Ich bestätigte ihm, dass mich auch während der Nachtschicht nicht die nackte Panik umtreiben würde, da fing er an zu erzählen, dass er ja auch schon so einiges mitgemacht hätte. Und dann schilderte er mit einer seltsamen Mischung aus Distanz und Begeisterung, wie er sich einmal in den frühen 90ern ein Taxi heranwinken wollte und zu spät bemerkte, dass es eigentlich kein Taxi war. Stattdessen soll es sich um ein ähnlich aussehendes Fahrzeug gehandelt haben, besetzt mit einer Bande Räuber, die ahnungslose Touristen mehr oder minder wortwörtlich ausgezogen haben. Er wurde – so man ihm glauben darf – mit vorgehaltener Waffe in den Wagen gezerrt und in den Fußraum gedrückt, während seine Taschen entleert wurden, in denen sich sein ganzer Tagesumsatz befand, den er sich als Kellner mühsam verdient hatte. Sie haben ihm anscheinend alles abgenommen, was irgendwie von Wert war, um ihn danach recht rüde an einer Straßenecke aus dem Fahrzeug zu stoßen.

Nun hatte er aber offenbar Glück im Unglück und konnte bereits Sekunden später einen Streifenwagen anhalten, dessen Besatzung den Hinweis nicht nur ernst nahm, sondern ihn gleich mit, um das von ihm beschriebene Auto mit dem eher seltenen Fabrikat ggf. schnell zu identifizieren. Einfach nur ein Taxi nach Hause haben wollend saß er jetzt zum zweiten Mal auf dem Rücksitz eines Autos, das ihn nicht heimbringen sollte. Tatsächlich soll es nur wenige Minuten gedauert haben, bis eine andere Streife verkündete, sie hätten einen auf die Beschreibung passenden Wagen gestoppt. Die Fahrt, die von Kreuzberg nach Neukölln führen sollte, endete nun in Lichtenberg. Mein Fahrgast trug seinen Teil zur Identifizierung der bösen Buben bei, offenbar hauptsächlich dadurch, dass er den Beamten zutreffend schilderte, welche Form von Leergut und Unrat sich im Fußraum hinter dem Beifahrersitz des Autos befunden habe.
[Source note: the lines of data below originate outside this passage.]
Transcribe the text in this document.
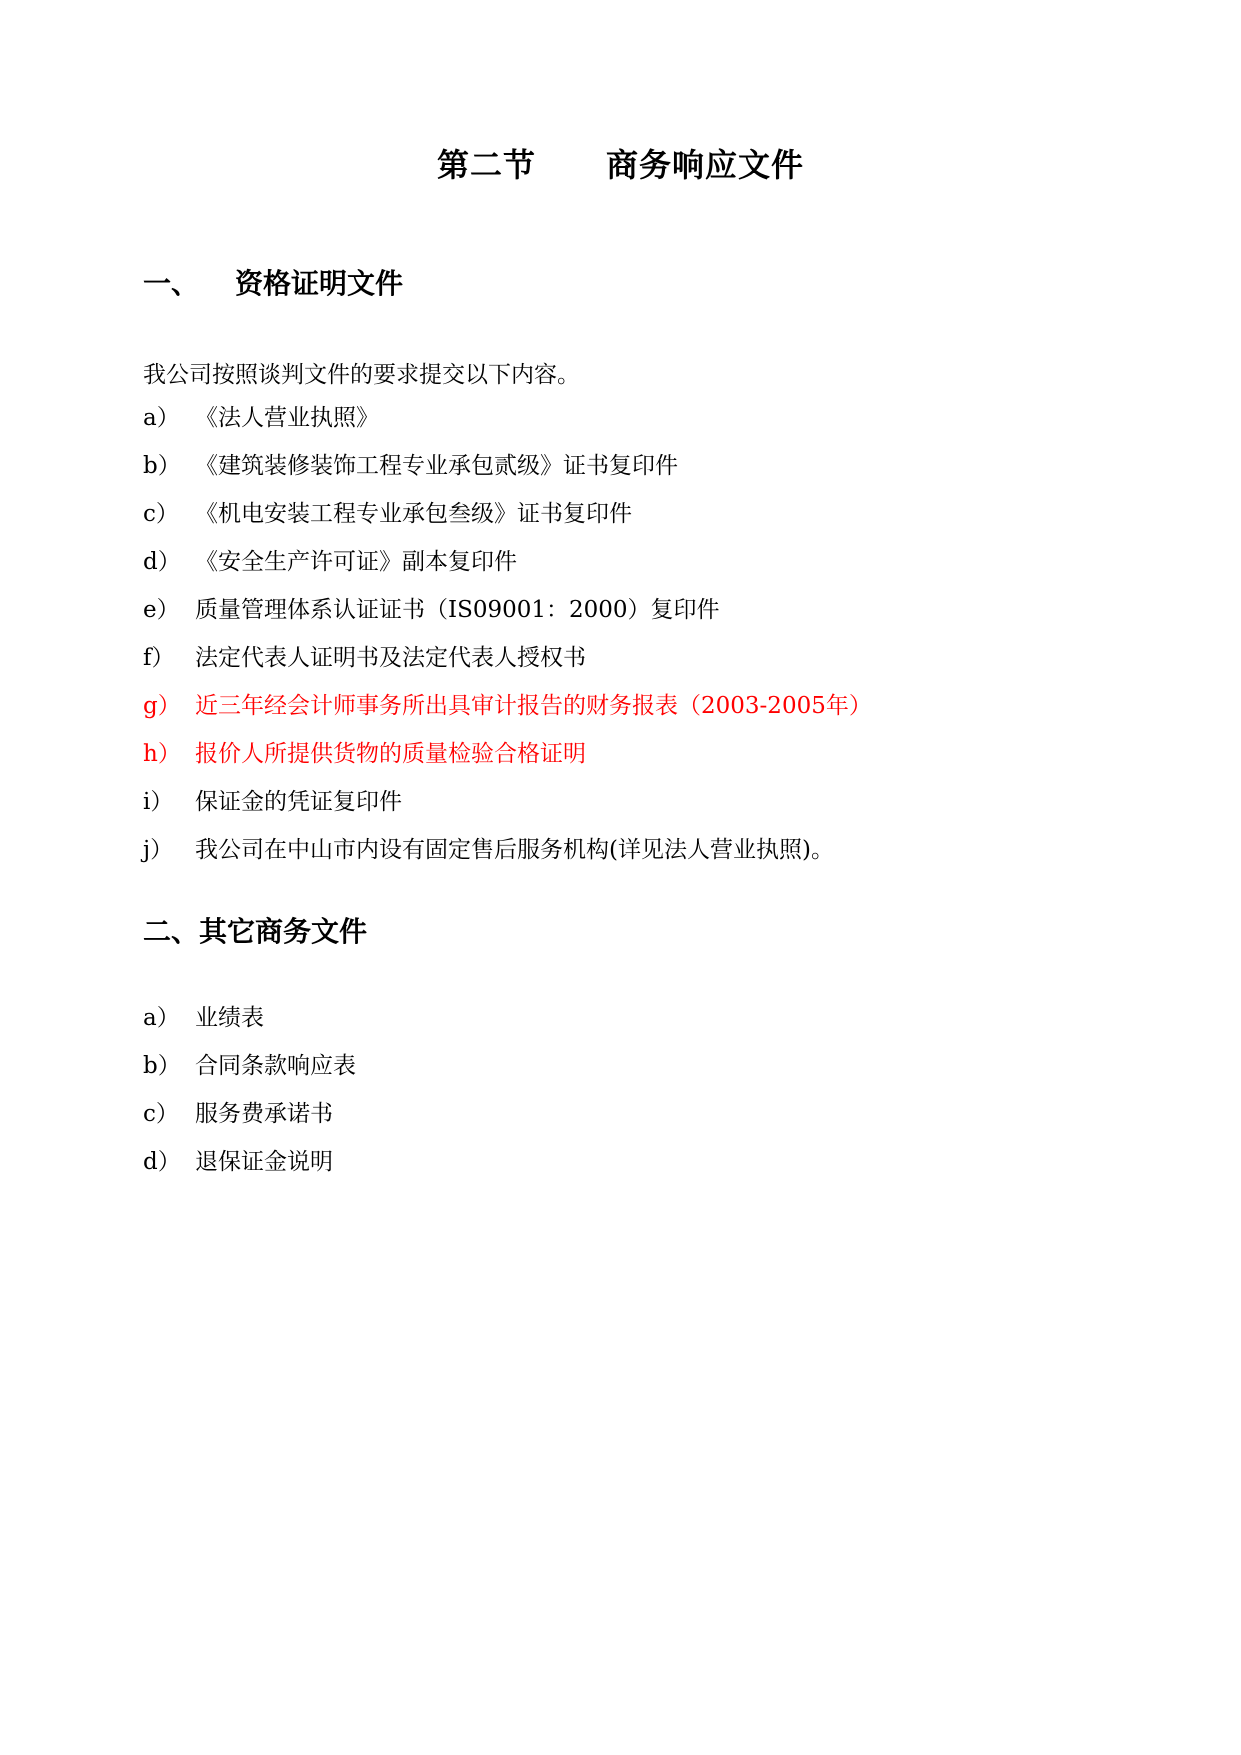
第二节 商务响应文件
一、 资格证明文件
我公司按照谈判文件的要求提交以下内容。
a） 《法人营业执照》
b） 《建筑装修装饰工程专业承包贰级》证书复印件
c） 《机电安装工程专业承包叁级》证书复印件
d） 《安全生产许可证》副本复印件
e） 质量管理体系认证证书（IS09001：2000）复印件
f） 法定代表人证明书及法定代表人授权书
g） 近三年经会计师事务所出具审计报告的财务报表（2003-2005年）
h） 报价人所提供货物的质量检验合格证明
i） 保证金的凭证复印件
j） 我公司在中山市内设有固定售后服务机构(详见法人营业执照)。
二、其它商务文件
a） 业绩表
b） 合同条款响应表
c） 服务费承诺书
d） 退保证金说明
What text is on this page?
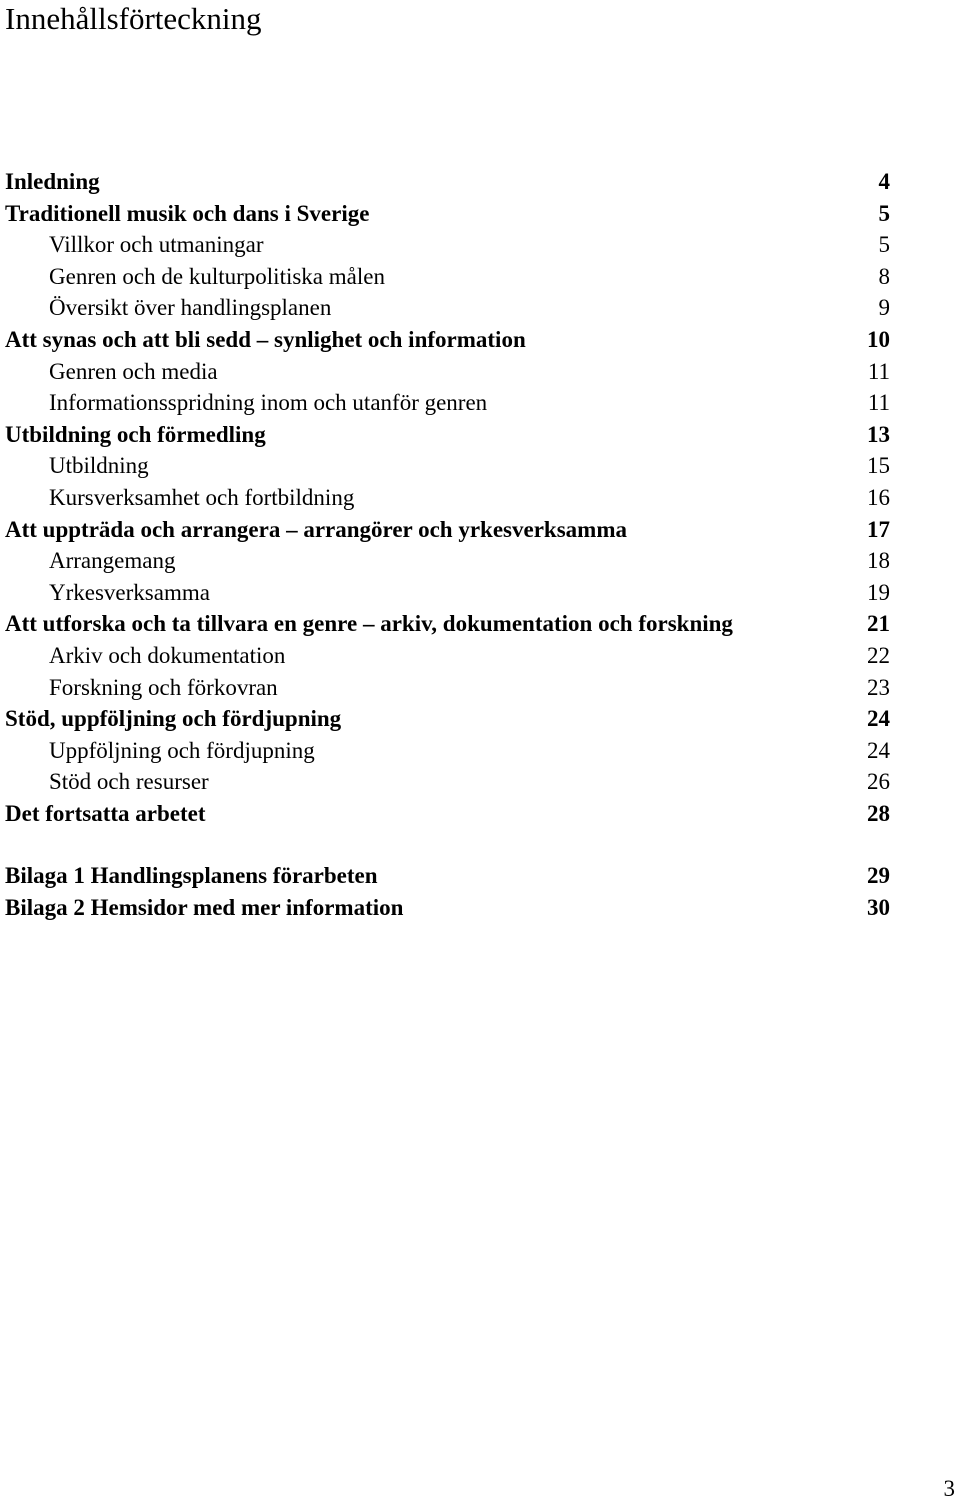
Innehållsförteckning
Inledning	4
Traditionell musik och dans i Sverige	5
Villkor och utmaningar	5
Genren och de kulturpolitiska målen	8
Översikt över handlingsplanen	9
Att synas och att bli sedd – synlighet och information	10
Genren och media	11
Informationsspridning inom och utanför genren	11
Utbildning och förmedling	13
Utbildning	15
Kursverksamhet och fortbildning	16
Att uppträda och arrangera – arrangörer och yrkesverksamma	17
Arrangemang	18
Yrkesverksamma	19
Att utforska och ta tillvara en genre – arkiv, dokumentation och forskning	21
Arkiv och dokumentation	22
Forskning och förkovran	23
Stöd, uppföljning och fördjupning	24
Uppföljning och fördjupning	24
Stöd och resurser	26
Det fortsatta arbetet	28
Bilaga 1 Handlingsplanens förarbeten	29
Bilaga 2 Hemsidor med mer information	30
3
Die Polizei stellte dann mehrere tausend Mark Bargeld sicher, von denen der arme Kellner offenbar recht unbürokratisch einen Hunderter zugesteckt bekam, was ungefähr die Summe war, die er zuvor als fehlend gemeldet hatte.

Waren offenbar andere Zeiten damals.

Lustig fand ich, wie er das erzählte, als sei das einer der besten Gründe, Berlin zu lieben. Ich bin ja auch irre und hab vielleicht nicht die Bedürfnisse der Bevölkerungsmehrheit – aber das fand ich doch erstaunlich. Natürlich, was davon wahr ist, kann ich schlecht sagen. Aber es war eine zu schöne Geschichte. Ich hab mich prächtig unterhalten gefühlt. Zu guter Letzt klopfte mir mein Fahrgast auf die Schulter und wünschte mir, dass ich in der Stadt so glücklich werde wie er. Ich für meinen Teil habe beschlossen, auf bestimmte Aspekte seiner glücklichen Beziehung mit Berlin nach Möglichkeit zu verzichten. Ansonsten aber gerne! 🙂

2 Kommentare bis “Kein Taxi | Glücklich in Berlin”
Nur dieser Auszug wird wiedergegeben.